The risk of Australian potato crops getting Zebra Chip disease if a 24-year ban on New Zealand potato imports is lifted is so low as to be "absolutely minimal", an industry group spokesman says.
The business manager for Potatoes NZ Inc, Ron Gall, said the Australian Agriculture Department's own scientific assessment said there was no risk.
"These are not potatoes for fresh market use or for fresh consumption," Gall said.
"They are fresh potatoes to go to secure facilities for processing into french fries or crisps.
"The [import] protocol requires them to be washed, sprout-inhibited and sealed into containers to go to the processing facilities."
Gall said there was no risk of the potato carrying any insect vector which could transmit any disease, and suppliers and processors would ensure the potatoes did not have the disease.
The Australian group lobbying against the Kiwi potatoes, AUSVEG, had the opportunity to make a submission, and had to make their submission based on science, he said.
"We will wait and see what their submission is and will comment on it at that time."
Regarding the group's claim the livelihood of Australian potato growers and their families were at risk, Gall said "the reality is if Australia wants to play in the global market and export, it has to be prepared to import at the same time."
New Zealand had a history in the past of exporting potatoes to Australia for processing in response to inquiries from Australians following adverse events such as droughts or floods.
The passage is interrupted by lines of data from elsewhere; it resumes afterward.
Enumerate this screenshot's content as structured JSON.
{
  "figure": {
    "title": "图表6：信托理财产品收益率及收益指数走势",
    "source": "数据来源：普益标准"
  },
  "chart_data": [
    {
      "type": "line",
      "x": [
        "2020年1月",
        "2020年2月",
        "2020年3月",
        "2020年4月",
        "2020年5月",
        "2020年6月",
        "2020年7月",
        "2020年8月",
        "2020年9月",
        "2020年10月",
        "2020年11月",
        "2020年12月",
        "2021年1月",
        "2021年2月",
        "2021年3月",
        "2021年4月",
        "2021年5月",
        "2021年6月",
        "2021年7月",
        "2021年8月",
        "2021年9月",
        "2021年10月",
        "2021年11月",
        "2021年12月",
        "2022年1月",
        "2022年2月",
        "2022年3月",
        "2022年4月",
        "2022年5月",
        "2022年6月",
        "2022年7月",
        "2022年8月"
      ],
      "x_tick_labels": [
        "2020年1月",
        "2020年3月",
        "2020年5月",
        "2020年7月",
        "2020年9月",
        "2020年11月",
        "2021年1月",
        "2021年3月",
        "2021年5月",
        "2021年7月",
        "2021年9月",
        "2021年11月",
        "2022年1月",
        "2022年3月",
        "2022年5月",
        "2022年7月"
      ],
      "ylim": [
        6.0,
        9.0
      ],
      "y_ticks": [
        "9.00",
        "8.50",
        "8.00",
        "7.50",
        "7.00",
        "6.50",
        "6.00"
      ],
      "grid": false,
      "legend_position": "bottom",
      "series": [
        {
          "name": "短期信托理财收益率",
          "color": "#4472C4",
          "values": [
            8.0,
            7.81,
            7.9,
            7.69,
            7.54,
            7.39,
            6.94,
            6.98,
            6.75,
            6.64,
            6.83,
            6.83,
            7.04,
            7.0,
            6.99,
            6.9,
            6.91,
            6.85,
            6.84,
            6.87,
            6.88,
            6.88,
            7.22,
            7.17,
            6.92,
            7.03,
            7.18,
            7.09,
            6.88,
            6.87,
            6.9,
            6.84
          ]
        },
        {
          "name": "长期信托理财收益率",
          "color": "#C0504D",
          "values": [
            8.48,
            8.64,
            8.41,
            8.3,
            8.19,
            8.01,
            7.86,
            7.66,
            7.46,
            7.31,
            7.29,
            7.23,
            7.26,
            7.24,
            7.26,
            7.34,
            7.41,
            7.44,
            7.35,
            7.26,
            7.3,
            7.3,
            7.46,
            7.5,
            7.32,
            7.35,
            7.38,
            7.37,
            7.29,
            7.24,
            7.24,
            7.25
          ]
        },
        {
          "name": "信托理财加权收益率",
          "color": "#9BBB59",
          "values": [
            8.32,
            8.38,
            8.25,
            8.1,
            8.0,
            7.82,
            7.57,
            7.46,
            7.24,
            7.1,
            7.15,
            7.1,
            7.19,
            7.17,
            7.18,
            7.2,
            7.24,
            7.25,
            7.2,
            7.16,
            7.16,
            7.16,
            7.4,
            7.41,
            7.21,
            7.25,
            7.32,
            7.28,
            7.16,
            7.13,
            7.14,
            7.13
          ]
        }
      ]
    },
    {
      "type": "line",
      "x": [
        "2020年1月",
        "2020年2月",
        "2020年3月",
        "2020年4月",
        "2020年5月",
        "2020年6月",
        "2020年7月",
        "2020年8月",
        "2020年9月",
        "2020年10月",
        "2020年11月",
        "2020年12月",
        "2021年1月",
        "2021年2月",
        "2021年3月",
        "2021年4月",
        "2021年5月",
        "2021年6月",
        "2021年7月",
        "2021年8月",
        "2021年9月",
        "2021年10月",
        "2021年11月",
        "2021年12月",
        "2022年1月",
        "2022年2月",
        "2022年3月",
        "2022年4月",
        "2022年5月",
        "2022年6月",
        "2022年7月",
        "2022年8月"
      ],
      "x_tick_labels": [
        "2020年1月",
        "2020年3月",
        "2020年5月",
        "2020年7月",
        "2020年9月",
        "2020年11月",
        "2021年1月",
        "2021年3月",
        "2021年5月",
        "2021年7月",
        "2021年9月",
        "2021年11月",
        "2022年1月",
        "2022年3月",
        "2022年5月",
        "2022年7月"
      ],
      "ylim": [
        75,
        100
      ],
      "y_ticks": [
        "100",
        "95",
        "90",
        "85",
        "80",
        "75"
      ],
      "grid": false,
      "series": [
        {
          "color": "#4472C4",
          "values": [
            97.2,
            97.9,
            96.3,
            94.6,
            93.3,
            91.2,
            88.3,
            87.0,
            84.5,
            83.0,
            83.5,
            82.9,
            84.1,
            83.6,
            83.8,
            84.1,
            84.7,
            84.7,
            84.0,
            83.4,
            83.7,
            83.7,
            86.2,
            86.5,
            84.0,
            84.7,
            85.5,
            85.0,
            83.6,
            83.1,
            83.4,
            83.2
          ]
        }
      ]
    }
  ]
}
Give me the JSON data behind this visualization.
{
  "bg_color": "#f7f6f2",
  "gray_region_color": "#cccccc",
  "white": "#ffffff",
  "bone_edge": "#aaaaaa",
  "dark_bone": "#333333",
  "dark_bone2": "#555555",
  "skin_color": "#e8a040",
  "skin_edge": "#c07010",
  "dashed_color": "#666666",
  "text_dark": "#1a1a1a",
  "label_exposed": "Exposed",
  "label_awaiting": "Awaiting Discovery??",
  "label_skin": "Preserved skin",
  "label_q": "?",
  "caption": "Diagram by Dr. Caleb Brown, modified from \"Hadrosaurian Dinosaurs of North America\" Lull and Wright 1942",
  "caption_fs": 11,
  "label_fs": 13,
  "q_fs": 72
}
The most recent request was about five years ago, Gall said, which had prompted the New Zealand application to reinstate exports to that country.
"We never expected the market to be there on an annual basis. It is to provide Australian processors with an alternative source of supply should they require it."
Australian potato farmers fear their crops could be devastated by Zebra Chip disease if the 24-year ban on New Zealand potato imports is lifted.
Biosecurity Australia has proposed lifting the import ban under strict quarantine rules in response to a six-year campaign by New Zealand to allow its potatoes be processed into chips in Australia.
The import of fresh potatoes for human consumption and for processing is currently prohibited from all countries and there have been no imports from New Zealand since 1988.
Zebra Chip affects the starch and sugar levels in the potato affecting taste and appearance, making it unfit for sale.
Australia's A$614 million ($802 million) potato industry is currently free of the disease.
Last August, Australia lifted a 90-year ban on New Zealand apple imports, stoking similar fears from the domestic apple and pear industry about the risk of disease including Fire Blight. By October nearly a quarter of New Zealand apple imports had been rejected.
AUSVEG, the peak industry body of vegetable farmers, says allowing New Zealand potatoes could lead to yield losses of up to 50 per cent if Zebra Chip hit Australian crops.
The group's chief executive, Richard Mulcahy, has questioned the quality and advice of the scientific advice that formed the basis of the draft decision.
Mulcahy said: ''Placing the livelihood of these Australian potato growers and their families in danger based on import conditions constructed from poorly researched, non-scientific information is simply far too great a risk to take.''
He said the disease dramatically affected the health of potato plants and in the year of 2008-2009, causing losses of over A$60m to New Zealand's potato industry.
"AUSVEG is calling for these proposed measures to be scrapped and for the importation of potentially diseased potatoes to remain suspended, especially as the Zebra Chip disease complex is not fully understood by the scientific community," he said.
The Agriculture Department and Minister Joe Ludwig's office both said a decision had not been made yet, with a 60-day consultation currently underway.
The department said the Zebra Chip was carried by a bug, a psyllid, on the foliage, not the actual potato, which would be the only element imported.
It said potatoes would be inspected in New Zealand before departure, in Australia upon arrival and would remain quarantined en route to the processing plant. The processor would have to dispose of the waste in a certain manner.